How can i use $.getScript with id="script" ?
Why did you do $.getScript($script.html()); ? And what I have to do if my script is inline (inside content.html)? Not a external file blabla.js
$script.html() is the inner HTML of the span tag, e.g. /scripts/somescript.js. $.getScript loads it from that path. If the script is inline, then you need to extract it and use `eval' to execute it.
3

I know this is an old question from several years ago, but I was not satisfied with the accepted answer when I stumbled onto this page. Here's an alternative I wrote that automatically finds all of the scripts within the content you are loading, and runs each of those scripts regardless of whether the script is inline or an external file.
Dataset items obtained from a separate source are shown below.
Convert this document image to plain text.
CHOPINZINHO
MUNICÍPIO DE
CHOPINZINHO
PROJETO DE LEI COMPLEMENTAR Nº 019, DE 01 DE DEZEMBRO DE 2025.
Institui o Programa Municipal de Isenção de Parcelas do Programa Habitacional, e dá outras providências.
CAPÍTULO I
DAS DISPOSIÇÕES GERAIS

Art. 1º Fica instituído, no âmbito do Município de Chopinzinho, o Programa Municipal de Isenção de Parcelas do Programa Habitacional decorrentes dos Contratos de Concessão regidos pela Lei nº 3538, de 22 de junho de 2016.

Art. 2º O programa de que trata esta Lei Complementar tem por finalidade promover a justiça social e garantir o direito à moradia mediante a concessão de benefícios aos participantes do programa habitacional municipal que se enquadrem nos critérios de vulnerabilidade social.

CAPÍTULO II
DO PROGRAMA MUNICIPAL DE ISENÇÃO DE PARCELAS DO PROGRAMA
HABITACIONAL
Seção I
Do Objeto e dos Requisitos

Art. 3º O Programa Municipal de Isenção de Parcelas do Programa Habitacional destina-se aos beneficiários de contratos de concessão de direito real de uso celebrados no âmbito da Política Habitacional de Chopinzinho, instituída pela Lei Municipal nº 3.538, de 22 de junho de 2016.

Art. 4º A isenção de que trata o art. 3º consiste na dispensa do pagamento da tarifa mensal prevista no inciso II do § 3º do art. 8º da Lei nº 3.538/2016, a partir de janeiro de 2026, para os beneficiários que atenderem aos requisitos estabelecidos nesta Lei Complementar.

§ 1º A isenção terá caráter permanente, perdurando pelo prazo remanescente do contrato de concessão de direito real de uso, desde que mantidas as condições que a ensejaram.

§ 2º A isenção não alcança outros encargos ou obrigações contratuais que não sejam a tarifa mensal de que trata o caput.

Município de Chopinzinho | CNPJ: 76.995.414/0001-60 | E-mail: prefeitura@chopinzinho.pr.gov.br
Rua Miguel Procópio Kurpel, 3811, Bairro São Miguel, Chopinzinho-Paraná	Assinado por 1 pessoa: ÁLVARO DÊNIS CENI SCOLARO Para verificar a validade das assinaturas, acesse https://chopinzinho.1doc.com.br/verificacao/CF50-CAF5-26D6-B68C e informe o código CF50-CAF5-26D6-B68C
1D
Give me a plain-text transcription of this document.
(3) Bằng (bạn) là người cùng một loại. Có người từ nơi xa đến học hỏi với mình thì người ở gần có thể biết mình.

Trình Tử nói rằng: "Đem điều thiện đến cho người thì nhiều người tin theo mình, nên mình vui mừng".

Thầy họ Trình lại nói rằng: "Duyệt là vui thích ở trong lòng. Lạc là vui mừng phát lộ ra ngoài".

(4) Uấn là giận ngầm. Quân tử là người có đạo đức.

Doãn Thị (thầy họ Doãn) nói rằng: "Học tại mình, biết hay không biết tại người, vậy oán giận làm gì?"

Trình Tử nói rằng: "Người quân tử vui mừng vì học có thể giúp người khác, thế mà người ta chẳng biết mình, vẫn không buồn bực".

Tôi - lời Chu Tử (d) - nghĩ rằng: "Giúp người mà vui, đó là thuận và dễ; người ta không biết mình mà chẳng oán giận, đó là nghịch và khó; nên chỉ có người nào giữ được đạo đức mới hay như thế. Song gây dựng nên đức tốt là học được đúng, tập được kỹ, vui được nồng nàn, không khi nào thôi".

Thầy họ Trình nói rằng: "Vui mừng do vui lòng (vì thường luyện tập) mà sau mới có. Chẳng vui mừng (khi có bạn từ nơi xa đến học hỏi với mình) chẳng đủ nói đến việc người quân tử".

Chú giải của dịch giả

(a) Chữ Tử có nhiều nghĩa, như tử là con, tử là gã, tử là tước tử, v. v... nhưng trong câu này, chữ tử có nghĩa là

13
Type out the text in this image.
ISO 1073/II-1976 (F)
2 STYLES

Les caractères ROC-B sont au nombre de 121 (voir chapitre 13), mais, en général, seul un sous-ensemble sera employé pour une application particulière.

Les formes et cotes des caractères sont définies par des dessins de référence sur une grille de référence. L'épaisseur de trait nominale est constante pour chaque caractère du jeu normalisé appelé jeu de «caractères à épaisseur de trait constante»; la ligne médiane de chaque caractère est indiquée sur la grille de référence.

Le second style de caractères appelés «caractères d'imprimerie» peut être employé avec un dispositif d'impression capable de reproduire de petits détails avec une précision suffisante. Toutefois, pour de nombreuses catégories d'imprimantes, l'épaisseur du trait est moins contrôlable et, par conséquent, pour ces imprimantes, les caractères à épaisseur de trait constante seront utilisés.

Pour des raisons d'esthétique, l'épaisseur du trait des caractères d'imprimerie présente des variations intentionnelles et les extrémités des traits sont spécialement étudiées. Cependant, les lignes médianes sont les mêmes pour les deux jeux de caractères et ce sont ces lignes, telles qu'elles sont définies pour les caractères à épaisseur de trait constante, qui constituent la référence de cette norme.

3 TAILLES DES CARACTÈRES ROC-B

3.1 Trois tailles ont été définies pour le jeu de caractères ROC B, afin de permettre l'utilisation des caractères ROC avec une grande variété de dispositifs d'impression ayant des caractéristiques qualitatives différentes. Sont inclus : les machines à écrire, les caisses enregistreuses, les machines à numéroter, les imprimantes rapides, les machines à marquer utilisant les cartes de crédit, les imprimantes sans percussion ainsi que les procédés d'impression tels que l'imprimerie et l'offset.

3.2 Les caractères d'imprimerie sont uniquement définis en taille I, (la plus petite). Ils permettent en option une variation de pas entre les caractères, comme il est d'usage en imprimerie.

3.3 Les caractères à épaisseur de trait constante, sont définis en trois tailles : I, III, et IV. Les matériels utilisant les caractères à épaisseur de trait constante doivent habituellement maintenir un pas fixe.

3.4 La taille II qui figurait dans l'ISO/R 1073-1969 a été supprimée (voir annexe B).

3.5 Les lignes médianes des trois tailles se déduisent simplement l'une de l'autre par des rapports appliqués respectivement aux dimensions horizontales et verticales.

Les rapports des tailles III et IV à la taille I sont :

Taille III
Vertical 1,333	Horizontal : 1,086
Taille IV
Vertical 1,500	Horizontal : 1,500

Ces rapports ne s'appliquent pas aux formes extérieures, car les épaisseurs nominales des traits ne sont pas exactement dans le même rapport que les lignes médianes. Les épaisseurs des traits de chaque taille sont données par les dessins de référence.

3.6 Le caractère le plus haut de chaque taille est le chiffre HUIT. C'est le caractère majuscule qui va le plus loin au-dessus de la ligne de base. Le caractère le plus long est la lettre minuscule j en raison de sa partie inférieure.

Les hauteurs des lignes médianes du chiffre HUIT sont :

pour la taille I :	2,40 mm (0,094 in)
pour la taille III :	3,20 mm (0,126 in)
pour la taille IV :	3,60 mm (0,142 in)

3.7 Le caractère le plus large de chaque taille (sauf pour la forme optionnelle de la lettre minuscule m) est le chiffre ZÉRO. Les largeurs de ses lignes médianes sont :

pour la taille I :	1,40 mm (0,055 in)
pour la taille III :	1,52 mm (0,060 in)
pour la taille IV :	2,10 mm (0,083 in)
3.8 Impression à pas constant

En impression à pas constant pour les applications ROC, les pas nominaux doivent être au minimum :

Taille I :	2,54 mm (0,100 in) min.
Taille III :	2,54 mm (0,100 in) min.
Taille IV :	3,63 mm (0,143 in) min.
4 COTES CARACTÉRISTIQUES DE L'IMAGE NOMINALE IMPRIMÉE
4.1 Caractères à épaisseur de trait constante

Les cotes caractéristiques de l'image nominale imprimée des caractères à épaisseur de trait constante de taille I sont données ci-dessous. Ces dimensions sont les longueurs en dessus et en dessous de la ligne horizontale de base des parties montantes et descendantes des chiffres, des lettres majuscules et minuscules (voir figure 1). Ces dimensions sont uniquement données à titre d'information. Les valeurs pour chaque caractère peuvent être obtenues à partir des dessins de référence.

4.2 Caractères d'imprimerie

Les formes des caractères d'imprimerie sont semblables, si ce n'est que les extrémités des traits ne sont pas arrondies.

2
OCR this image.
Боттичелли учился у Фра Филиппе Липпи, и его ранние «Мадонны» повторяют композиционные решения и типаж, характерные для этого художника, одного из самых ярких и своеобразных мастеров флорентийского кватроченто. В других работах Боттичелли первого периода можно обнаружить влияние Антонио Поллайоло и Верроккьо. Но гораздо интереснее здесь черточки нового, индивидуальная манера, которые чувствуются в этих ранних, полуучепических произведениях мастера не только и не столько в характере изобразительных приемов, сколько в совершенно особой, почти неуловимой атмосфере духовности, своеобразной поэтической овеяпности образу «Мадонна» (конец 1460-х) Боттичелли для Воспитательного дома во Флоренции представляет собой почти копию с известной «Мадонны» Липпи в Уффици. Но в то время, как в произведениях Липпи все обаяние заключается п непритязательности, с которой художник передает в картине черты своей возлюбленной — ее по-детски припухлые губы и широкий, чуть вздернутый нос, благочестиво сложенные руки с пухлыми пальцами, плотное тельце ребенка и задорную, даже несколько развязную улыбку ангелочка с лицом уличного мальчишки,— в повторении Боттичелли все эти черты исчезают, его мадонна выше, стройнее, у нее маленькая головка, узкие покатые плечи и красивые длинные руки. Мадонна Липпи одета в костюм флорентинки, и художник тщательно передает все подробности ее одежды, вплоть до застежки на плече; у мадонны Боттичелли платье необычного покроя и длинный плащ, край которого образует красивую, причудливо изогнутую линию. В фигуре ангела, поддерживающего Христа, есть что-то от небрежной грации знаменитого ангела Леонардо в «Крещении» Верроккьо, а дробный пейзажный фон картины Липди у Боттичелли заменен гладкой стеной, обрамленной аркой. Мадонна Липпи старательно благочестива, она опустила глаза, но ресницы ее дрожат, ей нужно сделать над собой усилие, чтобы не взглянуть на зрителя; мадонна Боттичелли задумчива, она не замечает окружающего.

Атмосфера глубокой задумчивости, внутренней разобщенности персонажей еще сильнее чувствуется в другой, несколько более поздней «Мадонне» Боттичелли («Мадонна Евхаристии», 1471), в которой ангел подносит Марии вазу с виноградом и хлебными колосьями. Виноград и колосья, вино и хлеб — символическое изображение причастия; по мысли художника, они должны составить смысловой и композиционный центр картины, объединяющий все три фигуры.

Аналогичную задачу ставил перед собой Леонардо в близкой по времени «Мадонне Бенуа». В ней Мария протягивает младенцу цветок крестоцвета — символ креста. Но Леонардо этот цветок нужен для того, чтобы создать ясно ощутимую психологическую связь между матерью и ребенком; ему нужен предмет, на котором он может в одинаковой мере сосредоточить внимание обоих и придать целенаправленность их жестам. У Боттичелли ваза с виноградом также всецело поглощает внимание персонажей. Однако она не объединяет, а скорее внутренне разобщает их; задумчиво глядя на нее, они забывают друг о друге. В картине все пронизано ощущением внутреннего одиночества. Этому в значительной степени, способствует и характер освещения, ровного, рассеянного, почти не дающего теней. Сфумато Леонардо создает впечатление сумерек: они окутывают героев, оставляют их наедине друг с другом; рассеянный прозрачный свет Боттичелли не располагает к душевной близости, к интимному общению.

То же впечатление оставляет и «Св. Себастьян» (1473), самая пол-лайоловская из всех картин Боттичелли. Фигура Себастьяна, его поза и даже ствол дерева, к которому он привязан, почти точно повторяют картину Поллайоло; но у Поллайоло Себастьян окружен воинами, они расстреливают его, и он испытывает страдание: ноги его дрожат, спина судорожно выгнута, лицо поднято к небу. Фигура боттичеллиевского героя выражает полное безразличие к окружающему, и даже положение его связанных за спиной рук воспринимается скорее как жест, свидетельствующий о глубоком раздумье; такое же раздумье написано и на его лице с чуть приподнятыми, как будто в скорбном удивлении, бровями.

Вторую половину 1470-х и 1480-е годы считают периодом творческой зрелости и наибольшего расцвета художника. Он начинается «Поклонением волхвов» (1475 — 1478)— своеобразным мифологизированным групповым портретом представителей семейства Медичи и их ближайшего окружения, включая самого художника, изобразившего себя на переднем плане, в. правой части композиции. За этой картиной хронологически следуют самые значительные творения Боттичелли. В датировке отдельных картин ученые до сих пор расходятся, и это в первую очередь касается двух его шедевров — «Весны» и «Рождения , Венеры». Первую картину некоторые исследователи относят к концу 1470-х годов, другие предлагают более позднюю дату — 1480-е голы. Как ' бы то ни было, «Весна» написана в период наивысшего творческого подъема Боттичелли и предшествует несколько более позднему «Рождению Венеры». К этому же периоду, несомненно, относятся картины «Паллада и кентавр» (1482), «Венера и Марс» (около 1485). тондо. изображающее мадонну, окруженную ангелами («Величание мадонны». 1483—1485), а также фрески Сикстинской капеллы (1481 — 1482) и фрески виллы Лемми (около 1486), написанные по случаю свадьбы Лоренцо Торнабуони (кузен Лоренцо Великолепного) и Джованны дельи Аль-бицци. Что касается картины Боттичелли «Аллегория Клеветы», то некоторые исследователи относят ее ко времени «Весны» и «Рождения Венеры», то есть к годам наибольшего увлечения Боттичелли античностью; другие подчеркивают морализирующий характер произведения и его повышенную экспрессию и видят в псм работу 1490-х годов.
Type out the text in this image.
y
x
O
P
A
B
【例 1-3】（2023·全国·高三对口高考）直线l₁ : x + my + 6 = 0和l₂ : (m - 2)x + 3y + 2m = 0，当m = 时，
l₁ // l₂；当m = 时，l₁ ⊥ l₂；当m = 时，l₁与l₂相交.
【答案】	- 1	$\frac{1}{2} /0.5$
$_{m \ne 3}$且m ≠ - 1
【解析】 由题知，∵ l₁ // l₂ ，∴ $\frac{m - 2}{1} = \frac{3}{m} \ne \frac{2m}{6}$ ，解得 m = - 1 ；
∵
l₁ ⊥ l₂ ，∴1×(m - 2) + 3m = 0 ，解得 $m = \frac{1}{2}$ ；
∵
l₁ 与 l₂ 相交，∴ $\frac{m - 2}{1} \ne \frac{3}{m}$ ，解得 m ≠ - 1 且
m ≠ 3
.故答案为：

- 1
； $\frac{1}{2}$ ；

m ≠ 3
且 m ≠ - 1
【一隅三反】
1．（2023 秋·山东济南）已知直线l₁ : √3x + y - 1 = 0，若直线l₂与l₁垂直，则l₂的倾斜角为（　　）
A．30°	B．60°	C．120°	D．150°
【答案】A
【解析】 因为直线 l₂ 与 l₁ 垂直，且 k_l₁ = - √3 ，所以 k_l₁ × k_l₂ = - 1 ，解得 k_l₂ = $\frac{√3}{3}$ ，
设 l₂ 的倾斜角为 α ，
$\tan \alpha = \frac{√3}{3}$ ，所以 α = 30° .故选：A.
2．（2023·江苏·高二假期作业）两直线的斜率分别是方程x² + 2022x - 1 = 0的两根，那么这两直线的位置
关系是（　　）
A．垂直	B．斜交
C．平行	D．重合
$("#content").load("content.html #toLoad", function(data) {
    var scripts = $(data).find("script");

    if (scripts.length) {
        $(scripts).each(function() {
            if ($(this).attr("src")) {
                $.getScript($(this).attr("src"));
            }
            else {
                eval($(this).html());
            }
        });
    }

});

This code finds all of the script elements in the content that is being loaded, and loops through each of these elements. If the element has a src attribute, meaning it is a script from an external file, we use the jQuery.getScript method of fetching and running the script. If the element does not have a src attribute, meaning it is an inline script, we simply use eval to run the code.

I've tested this method in Chrome and it works. Remember to be cautious when using eval, as it can run potentially unsafe scripts and is generally considered harmful. You might want to avoid using inline scripts when using this method in order to avoid having to use eval.